The construction of Old Oak Common will exacerbate some of those challenges. Over the next decade, passengers travelling on mainline inter-city services serving the south-west will face severe disruption. Planned works will reduce the number of available seats on trains that are already crowded and have slow journey times. We will see a fall in the number of direct services to London Paddington. Last month, the Government pointed to a £30-million mitigation package. That is woefully inadequate. Compare it with the £6.5-billion cost of Old Oak Common —by contrast, £30 million is a pittance. Worryingly, that £30 million has already been committed to operational adjustments such as depot changes and electrification in London, with little or no regard for the south-west.
The Tories’ catastrophic management—or rather, mismanagement—of the rail system was exemplified by the two-year industrial dispute that cost taxpayers an eye-watering £25 million per strike day, and led to reforms that have saddled the public with hundreds of millions of pounds in additional cost. Nowhere is the previous Government’s legacy of transport failure more apparent than in relation to High Speed 2, where flip-flopping over the last 15 or 20 years has led to ballooning costs, neglected communities and misery for passengers.
I want to point out how that has affected people in some west-country communities. It might be supposed that it is only HS2 communities—people in the midlands and the north—who have been affected by some of the cost overruns and the indecision, but that is not so. When we saw the cancellation of HS2 by the previous Prime Minister, the right hon. Member for Richmond and Northallerton (Rishi Sunak), there was then some big announcement about Network North, and we were promised that HS2 money was therefore going to be ploughed into stations and the redevelopment of stations across the country.

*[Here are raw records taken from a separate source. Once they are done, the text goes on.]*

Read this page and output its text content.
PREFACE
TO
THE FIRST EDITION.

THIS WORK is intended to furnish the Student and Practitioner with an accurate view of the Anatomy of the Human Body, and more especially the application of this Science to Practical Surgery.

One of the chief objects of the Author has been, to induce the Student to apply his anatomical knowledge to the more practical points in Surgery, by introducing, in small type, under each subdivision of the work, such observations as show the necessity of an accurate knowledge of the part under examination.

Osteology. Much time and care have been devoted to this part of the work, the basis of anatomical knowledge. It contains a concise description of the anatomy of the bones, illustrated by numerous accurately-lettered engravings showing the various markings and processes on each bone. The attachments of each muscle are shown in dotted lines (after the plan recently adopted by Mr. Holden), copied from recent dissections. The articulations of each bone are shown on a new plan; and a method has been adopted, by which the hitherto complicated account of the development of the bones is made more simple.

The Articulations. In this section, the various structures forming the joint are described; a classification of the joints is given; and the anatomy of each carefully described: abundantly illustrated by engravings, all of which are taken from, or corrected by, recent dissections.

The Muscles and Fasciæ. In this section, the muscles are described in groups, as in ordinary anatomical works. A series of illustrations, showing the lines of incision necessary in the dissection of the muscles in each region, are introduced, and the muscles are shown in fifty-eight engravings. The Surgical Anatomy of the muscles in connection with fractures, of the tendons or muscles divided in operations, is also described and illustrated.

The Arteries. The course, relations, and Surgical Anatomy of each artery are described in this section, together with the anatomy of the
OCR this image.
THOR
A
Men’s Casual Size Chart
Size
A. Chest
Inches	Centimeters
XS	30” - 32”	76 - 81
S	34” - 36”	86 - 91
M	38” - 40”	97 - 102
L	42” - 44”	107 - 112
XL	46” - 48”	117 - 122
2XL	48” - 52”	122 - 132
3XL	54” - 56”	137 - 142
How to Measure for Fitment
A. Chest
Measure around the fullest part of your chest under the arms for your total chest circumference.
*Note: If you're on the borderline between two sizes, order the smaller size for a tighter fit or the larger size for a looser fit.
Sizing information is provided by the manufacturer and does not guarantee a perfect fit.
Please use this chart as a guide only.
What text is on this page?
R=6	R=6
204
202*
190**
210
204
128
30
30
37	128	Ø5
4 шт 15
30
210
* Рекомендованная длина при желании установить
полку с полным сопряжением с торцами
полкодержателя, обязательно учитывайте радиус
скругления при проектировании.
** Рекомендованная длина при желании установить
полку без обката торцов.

In the constituency I represent, the right hon. Member for Richmond and Northallerton came to visit. He hired a community room in a farm shop—a sort of farm shop conference centre. He and other Conservative activists held up British Rail placards with the word “Cullompton” underneath, as if to encourage people that somehow there was money from HS2 that could be invested in our local rail transport. That was absolutely not the case, as has since been revealed. Now we can see that those were all empty promises.
Old Oak Common is one more step in this misadventure, with an additional 20 minutes that it adds to a journey from Paddington to the south-west. That could be enough to influence holidaymakers to choose other destinations overseas, which would be a tragedy for the south-west economy. I really hope that the Government look kindly on proper mitigation.
My hon. Friend is making an excellent case, as did our hon. Friend the Member for Cheltenham (Max Wilkinson). Of course, his constituency of Honiton and Sidmouth is three and a half hours away from Penzance, so a 20-minute delay for people at Penzance is not necessarily the issue. It is the disruption, the uncertainty and all the other factors on the route that make the current service completely inadequate. That is really why we want to see investment in improvement, to bring the service up.
I recognise the particular plight of my hon. Friend’s constituents, who are as far south-west as one can go in England. My time is up, but I plead with the Minister to think again about the £30-million mitigation fund and whether it really offsets the costs that south-west residents will bear.